A este propósito posso referir o exemplo da professora Adelina Moura de Braga que foi entrevistada pelo jornalista Jorge Fiel para o DN no dia 7 de Dezembro. Contou que está a fazer uma experiência com 30 alunos do 11º ano, ramo profissionalizante e que já deu uma aula online, a partir de casa, com os alunos espalhados por cafés e outros locais. É o conceito da escola nómada a ser posto em prática. Disse coisas como esta: "o telemóvel e os MP3 são ferramentas de ensino mais usadas que o papel e o lápis" ou " os alunos são nados digitais, nós somos estrangeiros digitais" ou ainda " a aula de português anda na bolso dos meus alunos". Deu os endereços de dois blogues: paepica.blogspot.com e choqueefaisca.blospot.pt. Falou também de O Princepezinho em podcast que pode encontrar-se em discursodirecto.podmatic.com e de exercícios de escolha múltipla e palavras cruzadas para descarregar no telemóvel em geramovel.wirenode.mobi e outros ainda.

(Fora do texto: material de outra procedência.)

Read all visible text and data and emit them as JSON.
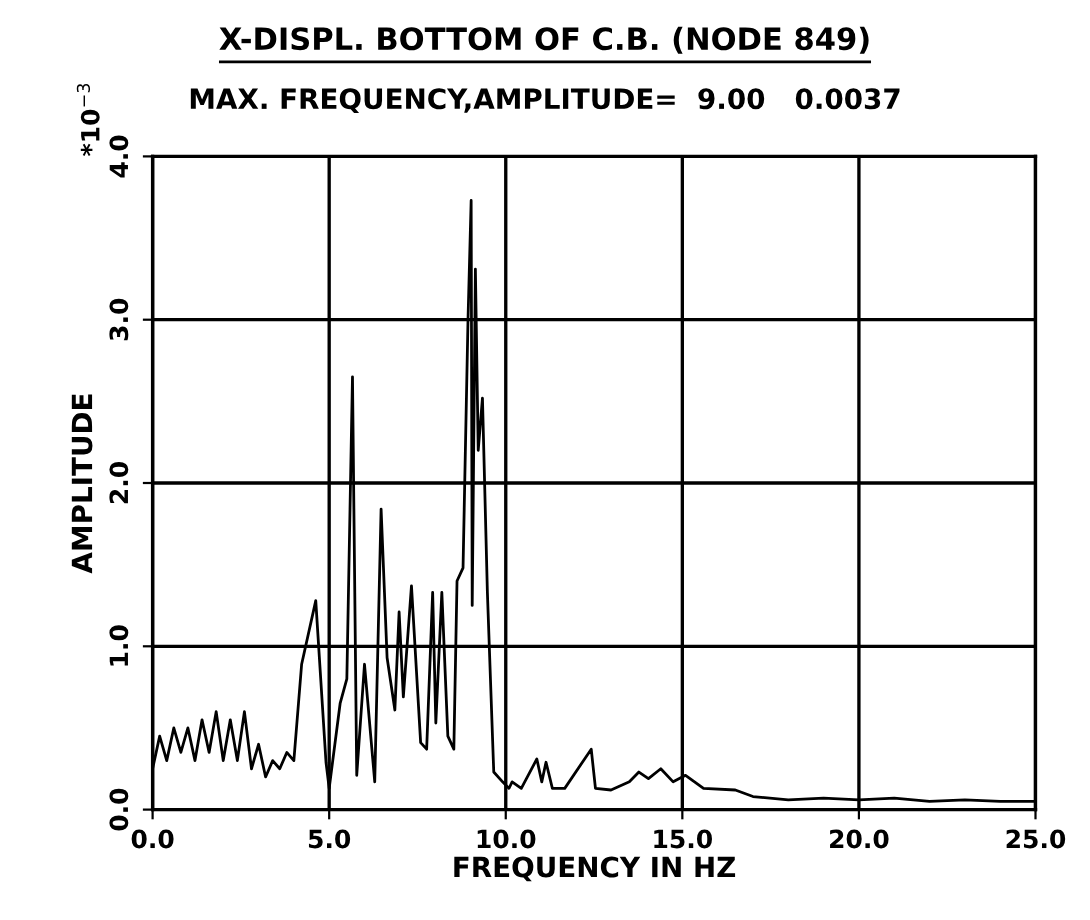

Esta professora é uma excepção nesta área e, por enquanto, apenas faz uma experiência com 30 alunos, não sei se este projecto seria exequível pelos professores comuns que têm cinco, seis ou sete vezes mais e muitos outros trabalhos para fazer. Seria bom que ela abrisse as aulas para os outros aprenderem na prática e faço votos que não a desviem para fazer conferências "em seco" que só cansam e cumprem calendário.
Todos os professores têm de compreender que o aluno tem que ser ensinado de acordo com o seu tempo e a sua vivência.